I'm all or nothing. Once I get one bite of food, I want to eat everything that's within arm's reach. I want I want I want I want. I need I need I need I need. And I won't be satisfied until there is nothing left. But if I don't take that first step (put that first morsel of food in my mouth), I can control myself. It's easier for me to not eat it all then it is to eat only what I need to survive. Once I start eating, I don't stop even if my body tells me that it's had enough. I love food. And I'm going to show that food a night out on the town. I will wine and dine that food with the corporate credit account. But then I'll charge it to the Underhills. That is where this plan makes so much sense. Time to stop burying the lead - 

For the month of October I'm only going to eat on odd days. 

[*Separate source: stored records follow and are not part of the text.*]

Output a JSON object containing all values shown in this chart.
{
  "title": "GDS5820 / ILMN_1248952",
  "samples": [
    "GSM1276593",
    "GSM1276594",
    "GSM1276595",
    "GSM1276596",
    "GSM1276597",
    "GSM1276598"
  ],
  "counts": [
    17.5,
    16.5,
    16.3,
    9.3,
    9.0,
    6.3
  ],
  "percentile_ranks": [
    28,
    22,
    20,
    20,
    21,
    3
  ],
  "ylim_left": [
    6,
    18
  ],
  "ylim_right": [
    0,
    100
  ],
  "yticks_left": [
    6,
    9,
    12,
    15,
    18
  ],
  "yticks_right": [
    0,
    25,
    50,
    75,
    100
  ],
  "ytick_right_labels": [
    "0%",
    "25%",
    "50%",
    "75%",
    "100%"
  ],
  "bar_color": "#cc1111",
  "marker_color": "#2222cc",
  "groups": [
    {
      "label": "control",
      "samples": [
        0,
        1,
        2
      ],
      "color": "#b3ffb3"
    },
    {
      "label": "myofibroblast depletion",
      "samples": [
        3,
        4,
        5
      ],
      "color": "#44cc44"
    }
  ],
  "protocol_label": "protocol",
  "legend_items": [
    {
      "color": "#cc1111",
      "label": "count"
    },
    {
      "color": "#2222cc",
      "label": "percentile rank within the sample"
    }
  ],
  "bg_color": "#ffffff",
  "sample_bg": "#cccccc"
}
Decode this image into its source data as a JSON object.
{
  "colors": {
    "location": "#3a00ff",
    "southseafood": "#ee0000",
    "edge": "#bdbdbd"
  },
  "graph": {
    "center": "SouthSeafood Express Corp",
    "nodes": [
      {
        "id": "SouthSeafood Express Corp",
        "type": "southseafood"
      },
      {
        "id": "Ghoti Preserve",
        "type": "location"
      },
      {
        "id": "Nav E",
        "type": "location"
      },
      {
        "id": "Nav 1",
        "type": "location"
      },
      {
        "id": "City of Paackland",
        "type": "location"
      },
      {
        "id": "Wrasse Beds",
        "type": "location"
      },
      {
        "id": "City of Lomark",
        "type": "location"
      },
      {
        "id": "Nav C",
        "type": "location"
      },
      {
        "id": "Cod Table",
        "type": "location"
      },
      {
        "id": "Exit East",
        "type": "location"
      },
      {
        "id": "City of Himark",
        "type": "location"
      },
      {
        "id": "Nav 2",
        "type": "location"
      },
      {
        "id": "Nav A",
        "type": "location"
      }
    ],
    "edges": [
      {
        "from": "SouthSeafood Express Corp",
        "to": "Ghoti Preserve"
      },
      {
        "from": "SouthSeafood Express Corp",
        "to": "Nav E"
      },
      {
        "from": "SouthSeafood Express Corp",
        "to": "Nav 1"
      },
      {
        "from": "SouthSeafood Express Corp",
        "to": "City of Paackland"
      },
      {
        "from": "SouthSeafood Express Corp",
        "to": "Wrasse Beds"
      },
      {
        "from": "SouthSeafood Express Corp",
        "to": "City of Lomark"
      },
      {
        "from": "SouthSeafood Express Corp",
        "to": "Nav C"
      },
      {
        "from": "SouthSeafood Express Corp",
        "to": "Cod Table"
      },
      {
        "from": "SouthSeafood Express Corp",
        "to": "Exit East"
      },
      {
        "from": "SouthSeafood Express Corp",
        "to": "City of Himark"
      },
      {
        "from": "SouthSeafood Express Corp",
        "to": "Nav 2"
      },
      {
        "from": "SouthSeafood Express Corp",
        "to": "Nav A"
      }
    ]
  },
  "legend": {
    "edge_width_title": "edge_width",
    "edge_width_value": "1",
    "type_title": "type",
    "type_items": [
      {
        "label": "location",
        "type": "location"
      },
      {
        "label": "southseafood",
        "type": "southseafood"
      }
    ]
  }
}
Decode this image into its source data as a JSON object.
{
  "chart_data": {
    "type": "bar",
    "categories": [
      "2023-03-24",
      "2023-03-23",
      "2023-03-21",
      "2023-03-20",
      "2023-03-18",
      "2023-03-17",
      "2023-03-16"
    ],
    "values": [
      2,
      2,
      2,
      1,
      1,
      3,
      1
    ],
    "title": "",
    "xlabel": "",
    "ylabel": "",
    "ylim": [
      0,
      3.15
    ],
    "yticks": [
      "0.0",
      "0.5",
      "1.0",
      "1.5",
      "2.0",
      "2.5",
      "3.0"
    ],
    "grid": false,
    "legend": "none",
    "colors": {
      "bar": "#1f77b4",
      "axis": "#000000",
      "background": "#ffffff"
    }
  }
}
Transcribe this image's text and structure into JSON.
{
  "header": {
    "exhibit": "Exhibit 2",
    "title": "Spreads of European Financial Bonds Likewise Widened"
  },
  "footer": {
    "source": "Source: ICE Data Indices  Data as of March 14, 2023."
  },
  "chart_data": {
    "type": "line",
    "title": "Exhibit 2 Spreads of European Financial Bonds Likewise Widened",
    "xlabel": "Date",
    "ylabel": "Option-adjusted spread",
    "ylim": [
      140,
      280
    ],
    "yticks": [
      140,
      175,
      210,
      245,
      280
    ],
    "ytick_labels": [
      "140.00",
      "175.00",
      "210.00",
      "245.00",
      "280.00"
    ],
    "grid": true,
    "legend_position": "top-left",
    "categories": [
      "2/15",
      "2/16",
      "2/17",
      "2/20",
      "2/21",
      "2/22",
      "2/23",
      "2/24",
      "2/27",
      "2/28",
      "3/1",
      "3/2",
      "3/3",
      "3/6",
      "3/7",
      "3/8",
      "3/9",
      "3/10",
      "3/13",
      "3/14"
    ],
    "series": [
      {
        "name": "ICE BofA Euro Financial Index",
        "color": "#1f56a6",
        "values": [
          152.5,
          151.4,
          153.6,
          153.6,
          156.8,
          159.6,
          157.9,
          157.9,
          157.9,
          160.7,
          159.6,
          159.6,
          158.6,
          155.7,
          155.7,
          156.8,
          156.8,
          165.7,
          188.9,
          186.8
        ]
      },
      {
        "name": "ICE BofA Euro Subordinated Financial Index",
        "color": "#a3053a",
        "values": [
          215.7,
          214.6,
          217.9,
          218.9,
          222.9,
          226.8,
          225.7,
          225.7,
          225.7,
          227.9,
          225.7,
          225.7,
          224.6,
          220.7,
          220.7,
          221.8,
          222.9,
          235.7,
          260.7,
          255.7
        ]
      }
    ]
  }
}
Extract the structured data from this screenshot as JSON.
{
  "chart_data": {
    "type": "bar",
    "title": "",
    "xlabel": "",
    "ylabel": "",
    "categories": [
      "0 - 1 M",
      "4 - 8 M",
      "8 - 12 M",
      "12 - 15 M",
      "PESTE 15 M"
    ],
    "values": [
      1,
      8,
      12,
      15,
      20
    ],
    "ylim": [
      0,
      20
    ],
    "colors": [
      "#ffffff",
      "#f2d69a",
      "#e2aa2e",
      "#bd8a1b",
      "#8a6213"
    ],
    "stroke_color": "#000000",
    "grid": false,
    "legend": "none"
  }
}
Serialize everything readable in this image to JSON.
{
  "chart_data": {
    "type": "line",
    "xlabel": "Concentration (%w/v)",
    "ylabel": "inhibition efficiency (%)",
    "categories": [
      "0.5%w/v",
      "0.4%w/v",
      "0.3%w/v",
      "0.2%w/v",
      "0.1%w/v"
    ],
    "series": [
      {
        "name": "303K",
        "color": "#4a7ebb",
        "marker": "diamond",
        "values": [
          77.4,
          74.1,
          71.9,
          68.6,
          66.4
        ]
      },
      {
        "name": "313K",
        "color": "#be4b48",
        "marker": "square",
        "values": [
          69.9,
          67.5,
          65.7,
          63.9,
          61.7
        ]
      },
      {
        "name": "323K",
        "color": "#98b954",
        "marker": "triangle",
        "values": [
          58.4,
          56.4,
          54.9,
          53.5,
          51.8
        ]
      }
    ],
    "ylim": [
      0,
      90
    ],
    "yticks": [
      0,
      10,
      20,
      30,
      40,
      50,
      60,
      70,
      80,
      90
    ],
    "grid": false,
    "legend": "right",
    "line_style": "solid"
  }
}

My goal is that I will reduce my calorie intake in half because on the even days, I will not eat at all. Since I will continue with my exercise plan, I hope that this will lead to weight loss. Everyone knows that the key to weight loss is expending more calories than you take in. If I'm exercising everyday and only eating every other day, I shouldn't have a problem losing weight. I have no idea if this is healthy or even if this will work. But that's the best part about it. It's an experiment. I'm doing a trial run to see if this sort of thing works for me. So I'm going to give it 31 days. As of October 1st, I weighed 369 pounds. The only way to tell if this experiment was a success is to weigh myself on November 1st and compare the results. So until then, there's not really much I can do to know if this is the right thing for me. 

But in order to keep this blog interesting, I've decided to write an entry every other day (on the even days) and talk about what I did that day instead of eating. Because when I get bored, I eat. Something else needs to take that place if I don't allow myself to eat. So let's see what happens folks. I have no idea where this is going to go. But that's the beauty of this. That's why you do experiments. You keep doing tests until eventually one of them works. You can't fault a guy for trying. So check in every other day here at the blog for an update on where this thing is going. If there's ever anything I have learned from my life it's this - there's no way to tell what's coming next. And that's what makes waking up to a brand new day so incredibly exciting. I'm sure that this, like everything else in life, will all even out in the end.